The Competition Bill 2023: Deals with a transaction value of more than Rs 2,000 cr to require CCI nod
Apr 03, 2023
New Delhi [India], April 3 : The Competition (Amendment) Bill 2023 has been cleared by both the houses of Parliament.
The Bill was passed today amid ruckus in the Parliament as the Opposition raised slogans on the Adani-Hindenburg issue and continued with their demand for a joint parliamentary committee-led probe on the issue.
Deals with a transaction value of more than Rs 2,000 crore, according to the Bill, will require the approval of the Competition Commission of India (CCI).
In view of making the assessment for combinations time-bound and quicker, the Bill proposes that the overall time-limit for such assessment to be reduced from the existing 210 days to 150 days from the date of filing of combination notice by the parties. Further, prima facie opinion be framed on combination notifications within a time-period of 30 days from the receipt of such notice, failing which the combination shall be considered as deemed approved;
According to a note on the Competition Amendment Bill, the introduction of a Green Channel route for certain combinations which shall be eligible for deemed approval in a trust-based framework, upon filing of a combination notice. CCI has recently introduced a Green Channel, for an automatic approval of combinations.
Another salient feature is that only factors namely, wholesale price index or fluctuations in exchange rate of rupee or foreign currencies, are currently considered relevant for revision of combination thresholds. Other factors are being provided through official amendments to factor in situations like global competitive scenarios or revision of thresholds in other jurisdictions etc. It is also being provided that the government after considering all these factors may also keep the thresholds at the same level. At present, the government has the option only of either enhancing or reducing the thresholds by way of notification.
According to the note, there are certain other amendments that have been proposed to include changes in certain definitions like that of 'enterprise', 'relevant product market', 'Group', 'Control', etc, whereas the scope of anti-competitive agreements to be widened to include agreements other than vertical and horizontal agreements which are anti-competitive in nature.
It also said a party which participates or intends to participate in furtherance of an anti-competitive horizontal agreement to be covered along with parties to such an agreement.
Another salient feature is a limitation period of three years for filing information before CCI to ensure that only genuine cases that adversely affect competition in the market are considered by the Commission.
According to the note, the scope of inter-regulatory consultations to be enhanced on matters raised before the authorities (CCI and other regulators), to bring more certainty for businesses.
A leniency plus framework is proposed to incentivise the parties in an ongoing cartel investigation to disclose information regarding other existing cartels, it added.
The Bill also brings in the power to appoint Director General (DG) by the Commission, instead of the central government for bringing in more operational and administrative efficiency in the functioning of the Commission. However, such appointment will be after the prior approval of the central government as a check and balance and to ensure independence of the working of the office of DG.

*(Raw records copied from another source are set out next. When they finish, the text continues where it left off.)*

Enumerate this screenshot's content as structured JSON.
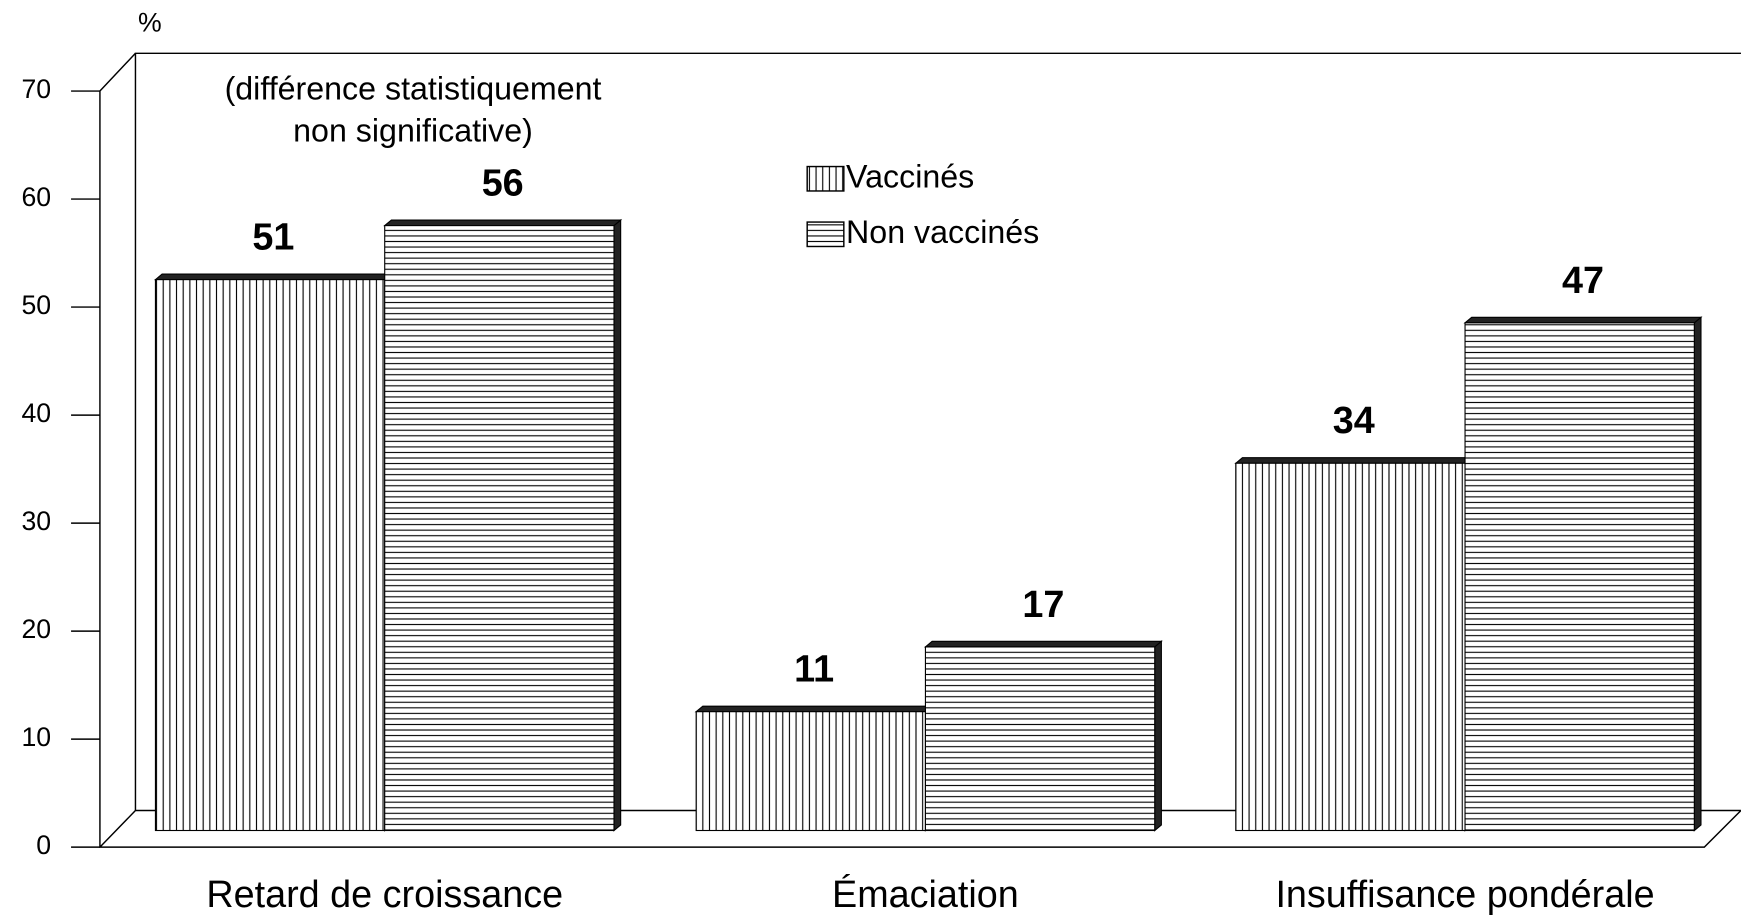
{
  "chart_data": {
    "type": "bar",
    "y_label": "%",
    "annotation": [
      "(différence statistiquement",
      "non significative)"
    ],
    "categories": [
      "Retard de croissance",
      "Émaciation",
      "Insuffisance pondérale"
    ],
    "series": [
      {
        "name": "Vaccinés",
        "color": "#000000",
        "hatch": "vertical",
        "values": [
          51,
          11,
          34
        ]
      },
      {
        "name": "Non vaccinés",
        "color": "#000000",
        "hatch": "horizontal",
        "values": [
          56,
          17,
          47
        ]
      }
    ],
    "ylim": [
      0,
      70
    ],
    "yticks": [
      0,
      10,
      20,
      30,
      40,
      50,
      60,
      70
    ],
    "grid": false
  }
}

According to the note, keeping in view the concerns of the Standing Committee, the definition of agent in the Bill is being modified through official amendments. Thus, only persons employed as legal advisors by persons under investigation may be called for examination in course of investigation by the DG.
Another salient feature is the introduction of a Settlement and Commitments framework in cases of abuse of dominance and anti-competitive agreements, except for horizontal agreements. In case of settlement, compensation can be claimed by the Third Parties, if aggrieved.
The existing provision for fine/ imprisonment under the said Act by the National Company Law Appellate Tribunal (NCLAT) to be replaced with punishment for contempt, in accordance with the provisions of the Contempt of Courts Act, 1971, and word 'fine' to be replaced with 'penalty' in some other provisions of the Act which empower the Commission to impose penalties for various non-compliances.
It also added the Commission may issue guidance notes on matters including manner of calculation of penalty that may be imposed for contravention of the provisions of the Act for greater transparency and certainty in its enforcement practices. For greater transparency and participation of stakeholders in making sub-ordinate legislation, it is proposed that CCI may issue regulations only after public consultation.
In the Competition Amendment Bill, which was introduced in the Lok Sabha, an explanation was inserted to Section 27 (b) to provide for determination of turnover through regulations framed by the Commission. It was thought that this would provide flexibility to the Commission for imposition of a penalty up to total turnover of an enterprise or a party.
Reportedly, the Bill was introduced in the Lok Sabha in August 2022, during the Monsoon Session of the Parliament, and subsequently, it was referred to the Parliamentary Standing Committee on Finance for examination.